A Generalizable Optogenetic Strategy to Regulate Receptor Tyrosine Kinases during Vertebrate Embryonic Development.
Ligand-independent activation of receptor tyrosine kinases (RTKs) allows for dissecting out the receptor-specific signaling outcomes from the pleiotropic effects of the ligands. In this regard, RTK intracellular domains (ICD) are of interest due to their ability to recapitulate signaling activity in a ligand-independent manner when fused to chemical and optical dimerizing domains. A common strategy for synthetic activation of RTKs involves membrane tethering of dimerizer-RTK ICD fusions. Depending on the intrinsic signaling capacity, however, this approach could entail undesirable baseline signaling activity in the absence of stimulus, thereby diminishing the system's sensitivity. Here, we observed toxicity in early Xenopus laevis embryos when using such a conventional optogenetic design for the fibroblast growth factor receptor (FGFR). To surpass this challenge, we developed a cytoplasm-to-membrane translocation approach, where FGFR ICD is recruited from the cytoplasm to the plasma membrane by light, followed by its subsequent activation via homo-association.

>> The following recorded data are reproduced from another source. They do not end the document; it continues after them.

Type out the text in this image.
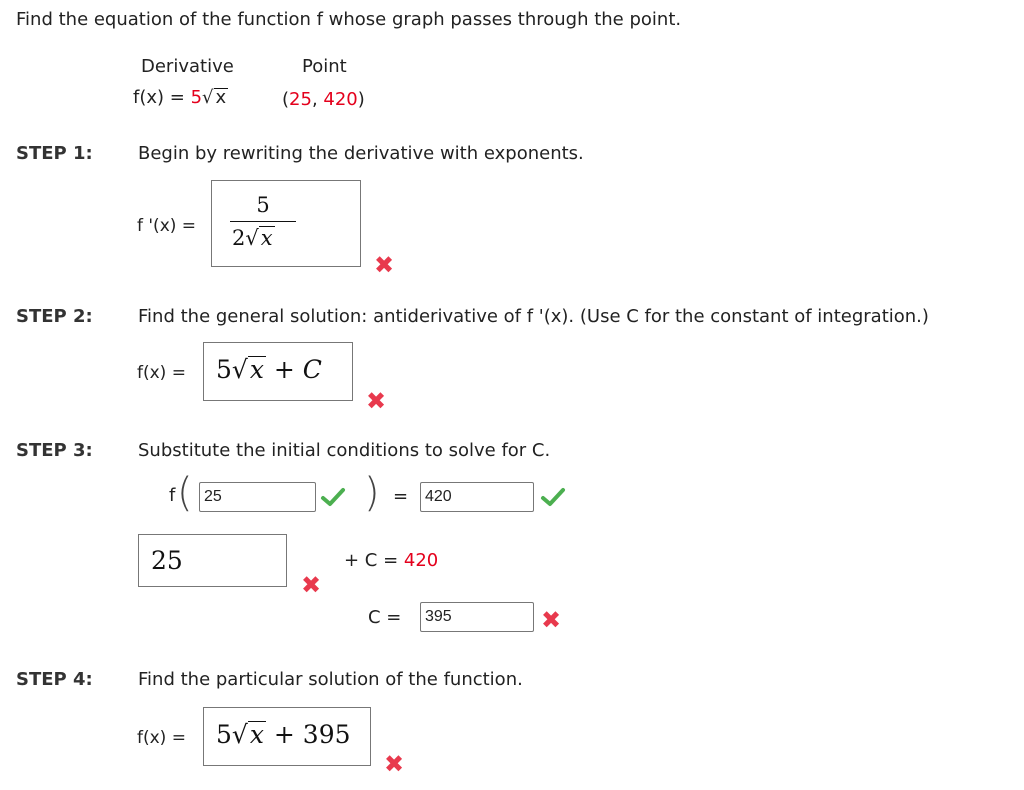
Find the equation of the function f whose graph passes through the point.
Derivative	Point
f(x) = 5√ x	(25, 420)
STEP 1:	Begin by rewriting the derivative with exponents.
f '(x) =
5
2√x
✖
STEP 2:	Find the general solution: antiderivative of f '(x). (Use C for the constant of integration.)
f(x) = 5√x + C
✖
STEP 3:	Substitute the initial conditions to solve for C.
f (
25	) =
420
25
✖
+ C = 420
C =
395	✖
STEP 4:	Find the particular solution of the function.
f(x) = 5√x + 395
✖
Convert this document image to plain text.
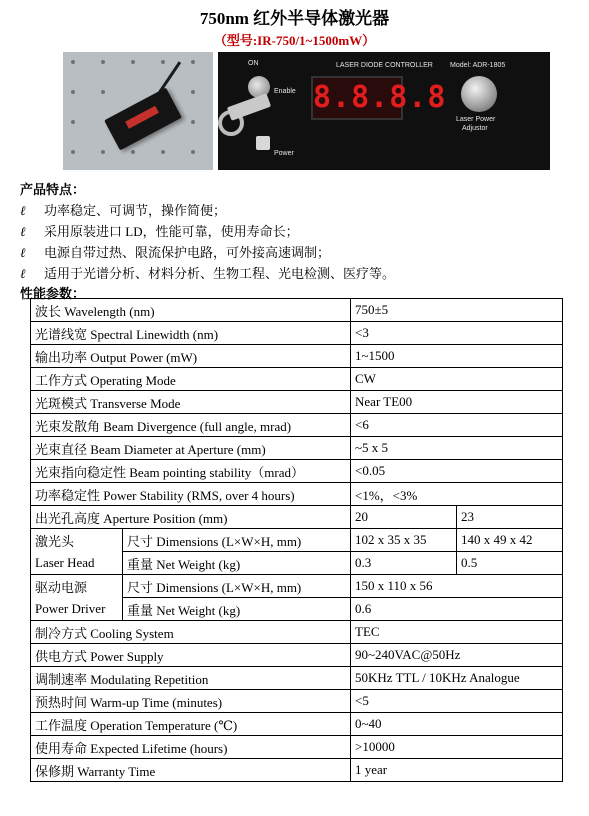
750nm 红外半导体激光器
（型号:IR-750/1~1500mW）
ON
Enable
Power
LASER DIODE CONTROLLER Model: ADR-1805
8.8.8.8
Laser Power
Adjustor
产品特点：
ℓ 功率稳定、可调节，操作简便；
ℓ 采用原装进口 LD，性能可靠，使用寿命长；
ℓ 电源自带过热、限流保护电路，可外接高速调制；
ℓ 适用于光谱分析、材料分析、生物工程、光电检测、医疗等。
性能参数：
波长 Wavelength (nm)		750±5	
光谱线宽 Spectral Linewidth (nm)		<3	
输出功率 Output Power (mW)		1~1500	
工作方式 Operating Mode		CW	
光斑模式 Transverse Mode		Near TE00	
光束发散角 Beam Divergence (full angle, mrad)		<6	
光束直径 Beam Diameter at Aperture (mm)		~5 x 5	
光束指向稳定性 Beam pointing stability（mrad）		<0.05	
功率稳定性 Power Stability (RMS, over 4 hours)		<1%，<3%	
出光孔高度 Aperture Position (mm)		20	23
激光头	尺寸 Dimensions (L×W×H, mm)	102 x 35 x 35	140 x 49 x 42
Laser Head	重量 Net Weight (kg)	0.3	0.5
驱动电源	尺寸 Dimensions (L×W×H, mm)	150 x 110 x 56	
Power Driver	重量 Net Weight (kg)	0.6	
制冷方式 Cooling System		TEC	
供电方式 Power Supply		90~240VAC@50Hz	
调制速率 Modulating Repetition		50KHz TTL / 10KHz Analogue	
预热时间 Warm-up Time (minutes)		<5	
工作温度 Operation Temperature (℃)		0~40	
使用寿命 Expected Lifetime (hours)		>10000	
保修期 Warranty Time		1 year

This strategy results in the optical activation of FGFR with low background activity and high sensitivity, which allows for the light-mediated formation of ectopic tail-like structure in developing Xenopus laevis embryos. We further generalized this strategy by developing optogenetic platforms to control three neurotrophic tropomyosin receptor kinases, TrkA, TrkB, and TrkC. We envision that these ligand-independent optogenetic RTKs will provide useful toolsets for the delineation of signaling sub-circuits in developing vertebrate embryos.